Perjalanan hidupnya benar-benar diwarnai perjuangan dan pengabdian demi
kepentingan bangsanya. Ia menamatkan Sekolah Dasar di ELS (Sekolah Dasar Belanda)
Kemudian sempat melanjut ke STOVIA (Sekolah Dokter Bumiputera), tapi tidak sampai
tamat karena sakit. Kemudian ia bekerja sebagai wartawan di beberapa surat kabar antara
lain Sedyotomo, Midden Java, De Express, Oetoesan Hindia, Kaoem Moeda, Tjahaja
Timoer dan Poesara.
Kemudian, bersama Douwes Dekker (Dr. Danudirdja Setyabudhi) dan dr. Cipto
Mangoenkoesoemo, ia mendirikan Indische Partij (partai politik pertama yang beraliran
nasionalisme Indonesia) pada tanggal 25 Desember 1912 yang bertujuan mencapai
Indonesia merdeka. Mereka berusaha mendaftarkan organisasi ini untuk memperoleh
status badan hukum pada pemerintah kolonial Belanda. Tetapi pemerintah kolonial
Belanda melalui Gubernur Jendral Idenburg berusaha menghalangi kehadiran partai ini
dengan menolak pendaftaran itu pada tanggal 11 Maret 1913. Alasan penolakannya
adalah karena organisasi ini dianggap dapat membangkitkan rasa nasionalisme rakyat dan
menggerakan kesatuan untuk menentang pemerintah kolonial Belanda. Kemudian setelah
ditolaknya pendaftaran status badan hukum Indische Partij ia pun ikut membentuk
Komite Bumipoetra pada November 1913. Komite itu sekaligus sebagai komite
tandingan dari Komite Perayaan Seratus Tahun Kemerdekaan Bangsa Belanda. Komite
Boemipoetra itu melancarkan kritik terhadap Pemerintah Belanda yang bermaksud
merayakan seratus tahun bebasnya negeri Belanda dari penjajahan Prancis dengan
menarik uang dari rakyat jajahannya untuk membiayai pesta perayaan tersebut.

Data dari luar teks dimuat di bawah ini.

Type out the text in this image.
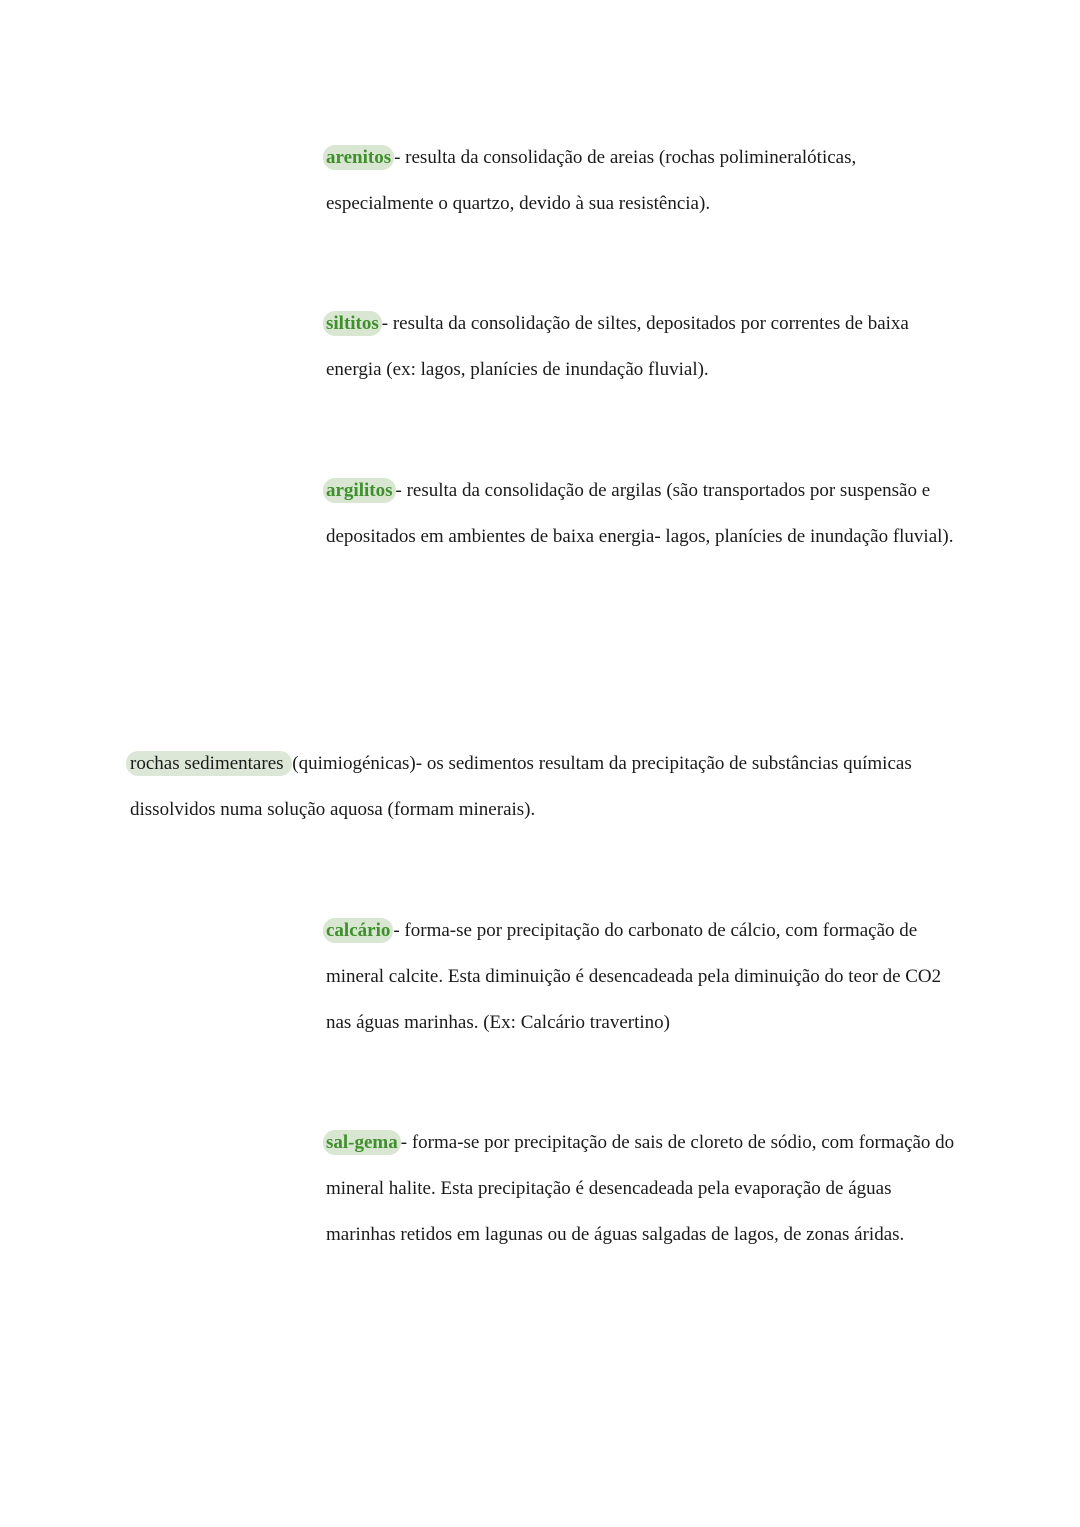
arenitos - resulta da consolidação de areias (rochas polimineralóticas, especialmente o quartzo, devido à sua resistência).

siltitos - resulta da consolidação de siltes, depositados por correntes de baixa energia (ex: lagos, planícies de inundação fluvial).

argilitos - resulta da consolidação de argilas (são transportados por suspensão e depositados em ambientes de baixa energia- lagos, planícies de inundação fluvial).

rochas sedimentares (quimiogénicas)- os sedimentos resultam da precipitação de substâncias químicas dissolvidos numa solução aquosa (formam minerais).

calcário - forma-se por precipitação do carbonato de cálcio, com formação de mineral calcite. Esta diminuição é desencadeada pela diminuição do teor de CO2 nas águas marinhas. (Ex: Calcário travertino)

sal-gema - forma-se por precipitação de sais de cloreto de sódio, com formação do mineral halite. Esta precipitação é desencadeada pela evaporação de águas marinhas retidos em lagunas ou de águas salgadas de lagos, de zonas áridas.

Sehubungan dengan rencana perayaan itu, ia pun mengkritik lewat tulisan
berjudul Als Ik Eens Nederlander Was (Seandainya Aku Seorang Belanda) dan Een voor
Allen maar Ook Allen voor Een (Satu untuk Semua, tetapi Semua untuk Satu Juga).
Tulisan Seandainya Aku Seorang Belanda yang dimuat dalam surat kabar de Expres
milik dr. Douwes Dekker itu antara lain berbunyi:
"Sekiranya aku seorang Belanda, aku tidak akan menyelenggarakan pesta-pesta
kemerdekaan di negeri yang kita sendiri telah merampas kemerdekaannya. Sejajar
dengan jalan pikiran itu, bukan saja tidak adil, tetapi juga tidak pantas untuk menyuruh si
inlander memberikan sumbangan dana untuk perayaan itu. Pikiran untuk
menyelenggarakan perayaan itu saja sudah menghina mereka dan sekarang kita garuk
pula kantongnya. Ayo teruskan penghinaan lahir dan batin itu! Kalau aku seorang
Belanda. Apa yang menyinggung perasaanku dan kawan-kawan sebangsaku terutama
ialah kenyataan bahwa bangsa inlander diharuskan ikut mengongkosi suatu pekerjaan
yang ia sendiri tidak ada kepentingannya sedikitpun".
Akibat karangannya itu, pemerintah kolonial Belanda melalui Gubernur Jendral
Idenburg menjatuhkan hukuman tanpa proses pengadilan, berupa hukuman internering
(hukum buang) yaitu sebuah hukuman dengan menunjuk sebuah tempat tinggal yang
boleh bagi seseorang untuk bertempat tinggal. Ia pun dihukum buang ke Pulau Bangka.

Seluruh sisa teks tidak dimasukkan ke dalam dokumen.